Le bon réflexe est de toujours lire le CTR à la lumière de la position. Un CTR de 0,4 % à la position 33 n’a rien d’anormal : c’est le comportement attendu, puisque presque personne ne consulte la troisième page de Google. Le même titre à la position 5 générerait un CTR de plusieurs pour cent. Autrement dit, notre problème n’était pas d’être mal présenté — il était d’être présenté trop bas. Cette distinction change complètement la nature de la correction à apporter : pas une réécriture, mais un alignement précis.
La méthode utilisée, étape par étape
Première étape : nous avons ouvert le rapport de performances de Search Console et trié les requêtes par nombre d’impressions, en ignorant celles avec déjà des clics. Cela nous a permis d’isoler les requêtes à fort potentiel mais totalement inexploitées.
Deuxième étape : nous avons identifié trois formulations précises qui généraient des impressions significatives sans aucun clic : « optimisation Perplexity Belgique » (51 impressions), « visibilité ChatGPT Belgique » (48 impressions), et une absence totale du terme « Gemini » sur la page, alors que c’est un moteur IA majeur.
Troisième étape : plutôt que de réécrire toute la page, nous avons fait des ajouts ciblés et précis — la formulation exacte « optimisation Perplexity Belgique » dans le titre et le H1, une mention naturelle de Gemini au même niveau que ChatGPT et Perplexity dans le contenu, et l’ajout de trois nouvelles questions dans la FAQ reprenant mot pour mot les formulations identifiées.
Quatrième étape : nous n’avons rien changé d’autre. Ni le design, ni la structure générale, ni les autres sections de la page — uniquement ces ajouts de contenu ciblés, intégrés de façon naturelle et non répétitive.
Les résultats, deux semaines après les modifications
« Optimisation Perplexity Belgique » est passée de la position 33 à la position 7,4. « Visibilité ChatGPT Belgique » est passée à la position 8,5. Ces deux requêtes sont désormais en première page de Google, sur des recherches qui, il y a un mois, ne nous amenaient strictement aucun visiteur.
Un autre indicateur, moins spectaculaire mais tout aussi révélateur : le mot-clé « visibilité IA Belgique », que nous avions mentionné mais moins densément dans le contenu, est resté autour de la position 20 — preuve que la simple présence d’un terme ne suffit pas, sa densité et sa position dans la page (titre, H1, début de contenu) comptent réellement.
Ce détail mérite qu’on s’y arrête, car il contient l’essentiel de la leçon.
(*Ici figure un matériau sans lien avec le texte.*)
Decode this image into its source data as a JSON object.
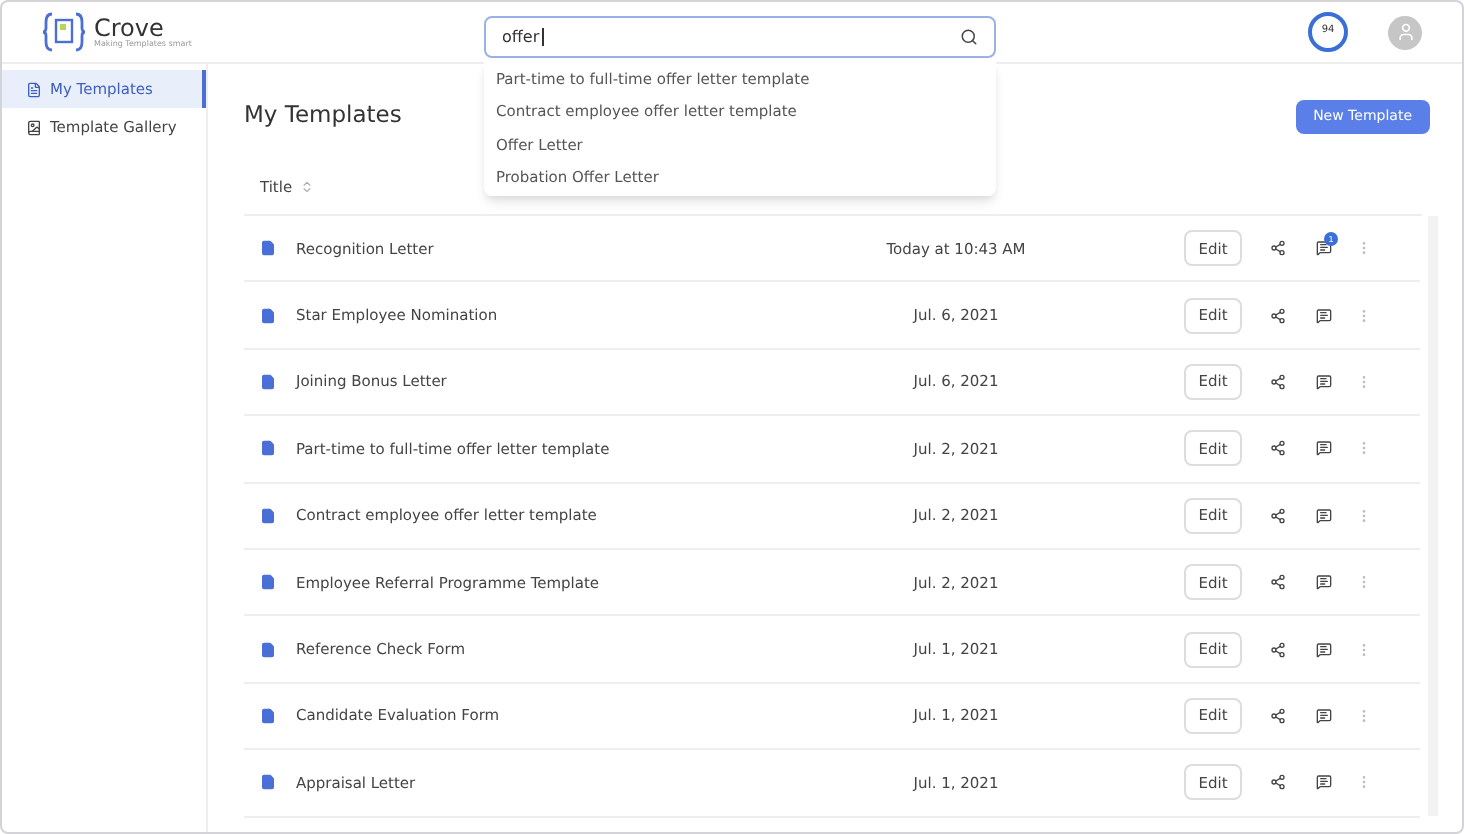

Deux expressions très proches — « optimisation Perplexity Belgique » et « visibilité IA Belgique » — ont connu des trajectoires radicalement différentes, uniquement parce que la première était placée dans le titre et le H1, tandis que la seconde n’apparaissait qu’au fil du texte. Même sujet, même page, même semaine : seule la position de l’expression dans la hiérarchie du contenu changeait. C’est la démonstration la plus nette que nous ayons observée du fait qu’en SEO, où vous dites quelque chose importe autant que le fait de le dire. Nous avons depuis renforcé la densité de cette seconde expression pour vérifier l’hypothèse — et suivons son évolution.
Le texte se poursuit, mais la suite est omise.